The first stage: uses a carbon block to filter certain contaminants. Of course, this stage does not take care of some micro substances because of the largeness of the pores. But it reduces the extent of germs and contaminants by preventing certain dissolved solids from passing through the carbon filter. This first stage of filtration is known as pre-filtration since it takes place before the RO membrane filtration phase.
The next stage: is the passage of water through the RO membrane. The RO membrane itself has very tiny pores that can filter in a molecular level. This means that it does not allow very tiny particles to pass through and can only allow water to pass through under pressure. The pores at the membrane are so tiny that it allows only water to pass under a very high pressure. The more pressure you have within the membrane the faster flow rate of the water. Tap water does not have a high pressure, which means that the flow rate of water into the system will be considerably slow. To solve this problem, the system usually comes with a pressurized tank which fills up from the best reverse osmosis system. When you need to draw out drinking water, pressure is applied on the small tap through the tank and the water flows at a normal rate of about 5 seconds to fill up the glass. But there is a problem here. If water is stored in the tank for a very long time, it can develop taste, which may not be conducive for drinking. This is where the introduction of more filtration stages comes into play.
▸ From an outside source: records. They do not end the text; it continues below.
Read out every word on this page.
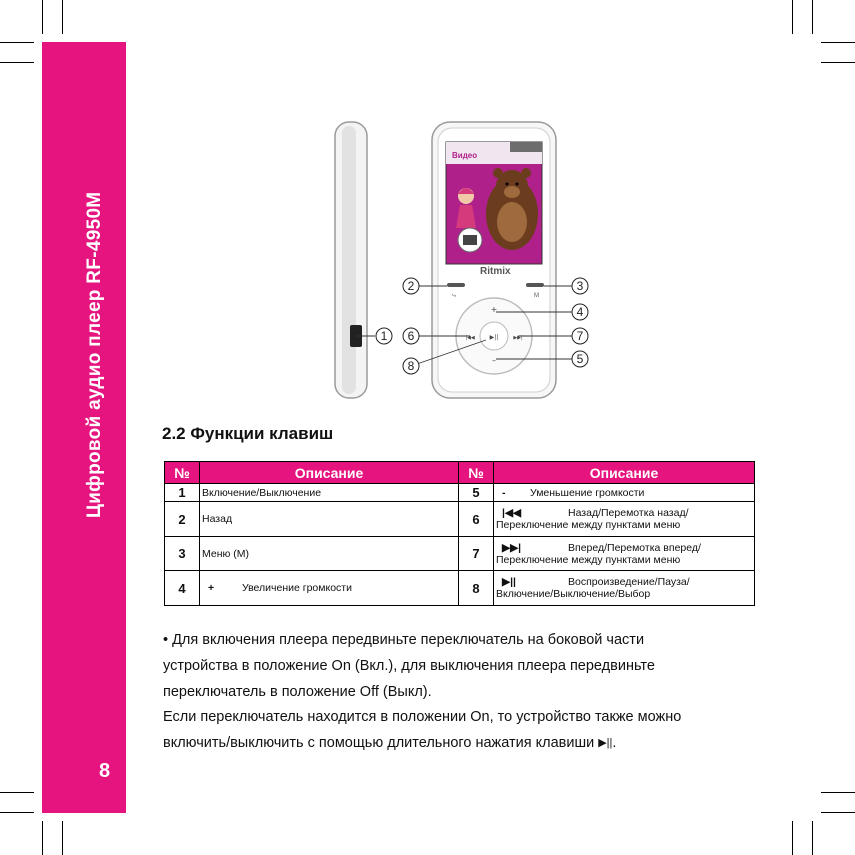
Цифровой аудио плеер RF-4950M
8
Видео
Ritmix
⤷	M
▶||
+
–
|◀◀	▶▶|
2	3
4
1 6	7
5
8
2.2 Функции клавиш
№	Описание	№	Описание
1	Включение/Выключение	5	- Уменьшение громкости
2	Назад	6	|◀◀ Назад/Перемотка назад/
Переключение между пунктами меню

3	Меню (M)	7	▶▶| Вперед/Перемотка вперед/
Переключение между пунктами меню

4	+ Увеличение громкости	8	▶|| Воспроизведение/Пауза/
Включение/Выключение/Выбор

• Для включения плеера передвиньте переключатель на боковой части

устройства в положение On (Вкл.), для выключения плеера передвиньте

переключатель в положение Off (Выкл).

Если переключатель находится в положении On, то устройство также можно

включить/выключить с помощью длительного нажатия клавиши ▶||.
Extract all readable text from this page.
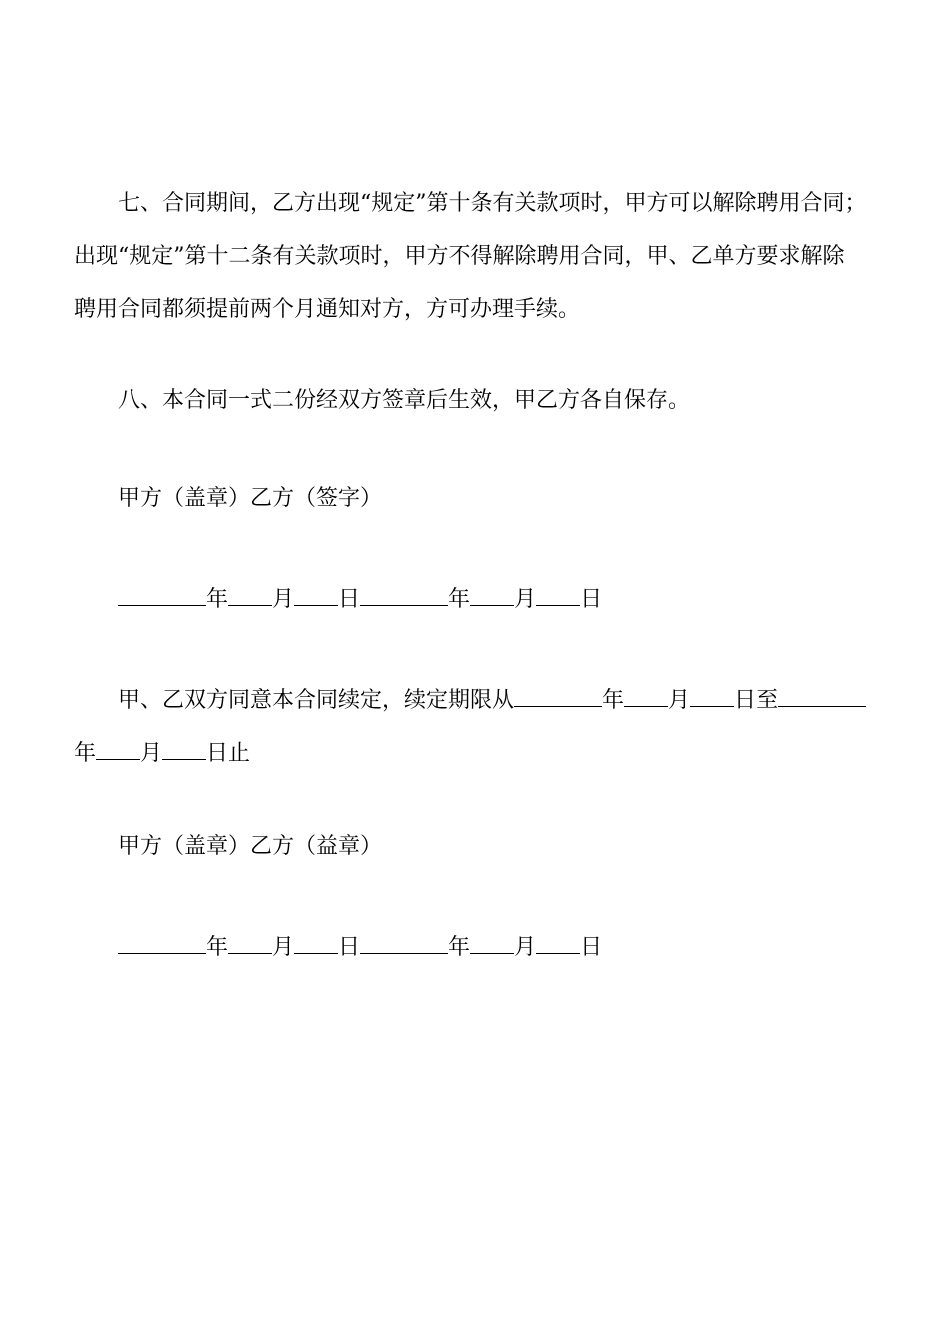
七、合同期间，乙方出现“规定”第十条有关款项时，甲方可以解除聘用合同；
出现“规定”第十二条有关款项时，甲方不得解除聘用合同，甲、乙单方要求解除
聘用合同都须提前两个月通知对方，方可办理手续。
八、本合同一式二份经双方签章后生效，甲乙方各自保存。
甲方（盖章）乙方（签字）
年 月 日	年 月 日
甲、乙双方同意本合同续定，续定期限从	年 月 日至
年 月 日止
甲方（盖章）乙方（益章）
年 月 日	年 月 日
The third stage: is known as the post filtration stage where the second carbon filter is kept between the tank and the tap to remove whatever form of taste that may be left after the second filtration. This is the third filtration stage and at this stage, almost all contaminants and debris would have been removed and thrown into the drain.
The fourth stage: is usually an augmentation of the third stage filtration. Here, a sediment filter is placed before the carbon filter to trap some of the dirt and debris before they find their way into the carbon filter. This is done to make the carbon filters last for a long time since they are more expensive to replace. If sediments and other contaminants block them often, they may develop problems soon. But the sediment filter can take care of these sediments before they go on to cause problems for the carbon filter. This is the whole idea behind the fourth filtration stage of reverse osmosis system
The 5th stage: is not necessarily a filtration stage but a process of re-introducing some of the minerals the membranes filtered out during the filtration stages. Minerals such as calcium and magnesium are removed when the water passes through the first few stages of filtration. The fifth stage is intended to re-introduce these minerals into the water, since they are very beneficial to our overall health
The 6th, 7th and 8th stages of filtration: are just an improvement on the previous stages of filtration. These stages claim to remove whatever contaminants that escaped the previous stages of filtration. At the end of these final stages, the water will be carefully filtered and all debris and contaminants that were present in the water would have been trapped. This is the basic idea behind the various stages of water filtration used by the reverse osmosis system.